Gaiman began his writing career in England as a journalist. His first book was a Duran Duran biography that took him three months to write, and his second was a biography of Douglas Adams, Don't Panic: The Official Hitch Hiker's Guide to the Galaxy Companion. Gaiman describes his early writing: "I was very, very good at taking a voice that already existed and parodying or pastiching it." Violent Cases was the first of many collaborations with artist Dave McKean. This early graphic novel led to their series Black Orchid, published by DC Comics.

The groundbreaking series Sandman followed, collecting a large number of US awards in its 75 issue run, including nine Will Eisner Comic Industry Awards and three Harvey Awards. In 1991, Sandman became the first comic ever to receive a literary award, the 1991 World Fantasy Award for Best Short Story.

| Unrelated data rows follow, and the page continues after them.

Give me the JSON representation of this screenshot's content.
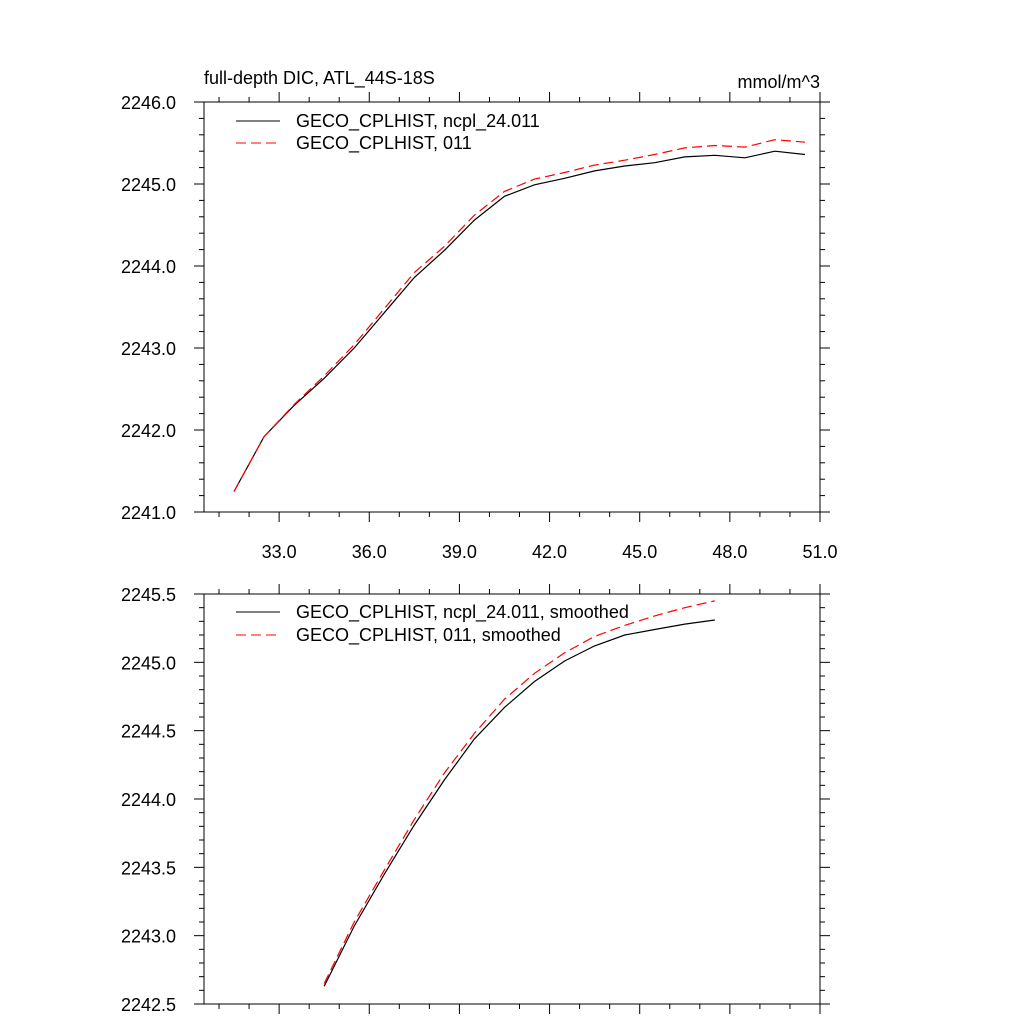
{
  "chart_data": [
    {
      "type": "line",
      "title_left": "full-depth DIC, ATL_44S-18S",
      "title_right": "mmol/m^3",
      "xlim": [
        30.5,
        51.0
      ],
      "ylim": [
        2241.0,
        2246.0
      ],
      "x_ticks": [
        33.0,
        36.0,
        39.0,
        42.0,
        45.0,
        48.0,
        51.0
      ],
      "x_tick_labels": [
        "33.0",
        "36.0",
        "39.0",
        "42.0",
        "45.0",
        "48.0",
        "51.0"
      ],
      "y_ticks": [
        2241.0,
        2242.0,
        2243.0,
        2244.0,
        2245.0,
        2246.0
      ],
      "y_tick_labels": [
        "2241.0",
        "2242.0",
        "2243.0",
        "2244.0",
        "2245.0",
        "2246.0"
      ],
      "legend_position": "top-left",
      "x": [
        31.5,
        32.5,
        33.5,
        34.5,
        35.5,
        36.5,
        37.5,
        38.5,
        39.5,
        40.5,
        41.5,
        42.5,
        43.5,
        44.5,
        45.5,
        46.5,
        47.5,
        48.5,
        49.5,
        50.5
      ],
      "series": [
        {
          "name": "GECO_CPLHIST, ncpl_24.011",
          "color": "#000000",
          "dash": "solid",
          "values": [
            2241.25,
            2241.92,
            2242.3,
            2242.63,
            2243.0,
            2243.43,
            2243.86,
            2244.19,
            2244.56,
            2244.85,
            2244.99,
            2245.07,
            2245.16,
            2245.22,
            2245.26,
            2245.33,
            2245.35,
            2245.32,
            2245.4,
            2245.36
          ]
        },
        {
          "name": "GECO_CPLHIST, 011",
          "color": "#ff0000",
          "dash": "dashed",
          "values": [
            2241.25,
            2241.92,
            2242.31,
            2242.66,
            2243.04,
            2243.48,
            2243.92,
            2244.24,
            2244.62,
            2244.91,
            2245.06,
            2245.14,
            2245.23,
            2245.29,
            2245.36,
            2245.44,
            2245.47,
            2245.45,
            2245.54,
            2245.51
          ]
        }
      ]
    },
    {
      "type": "line",
      "xlim": [
        30.5,
        51.0
      ],
      "ylim": [
        2242.5,
        2245.5
      ],
      "x_ticks": [
        33.0,
        36.0,
        39.0,
        42.0,
        45.0,
        48.0,
        51.0
      ],
      "y_ticks": [
        2242.5,
        2243.0,
        2243.5,
        2244.0,
        2244.5,
        2245.0,
        2245.5
      ],
      "y_tick_labels": [
        "2242.5",
        "2243.0",
        "2243.5",
        "2244.0",
        "2244.5",
        "2245.0",
        "2245.5"
      ],
      "legend_position": "top-left",
      "x": [
        34.5,
        35.5,
        36.5,
        37.5,
        38.5,
        39.5,
        40.5,
        41.5,
        42.5,
        43.5,
        44.5,
        45.5,
        46.5,
        47.5
      ],
      "series": [
        {
          "name": "GECO_CPLHIST, ncpl_24.011, smoothed",
          "color": "#000000",
          "dash": "solid",
          "values": [
            2242.63,
            2243.07,
            2243.45,
            2243.81,
            2244.14,
            2244.44,
            2244.67,
            2244.86,
            2245.01,
            2245.12,
            2245.2,
            2245.24,
            2245.28,
            2245.31
          ]
        },
        {
          "name": "GECO_CPLHIST, 011, smoothed",
          "color": "#ff0000",
          "dash": "dashed",
          "values": [
            2242.65,
            2243.1,
            2243.48,
            2243.85,
            2244.19,
            2244.48,
            2244.73,
            2244.92,
            2245.07,
            2245.19,
            2245.27,
            2245.34,
            2245.4,
            2245.45
          ]
        }
      ]
    }
  ]
}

Neil Gaiman is credited with being one of the creators of modern comics, as well as an author whose work crosses genres and reaches audiences of all ages. He is listed in the Dictionary of Literary Biography as one of the top ten living post-modern writers and is a prolific creator of works of prose, poetry, film, journalism, comics, song lyrics, and drama.

Gaiman has achieved cult status and attracted increased media attention, with recent profiles in The New Yorker magazine and by CBS News Sunday Morning.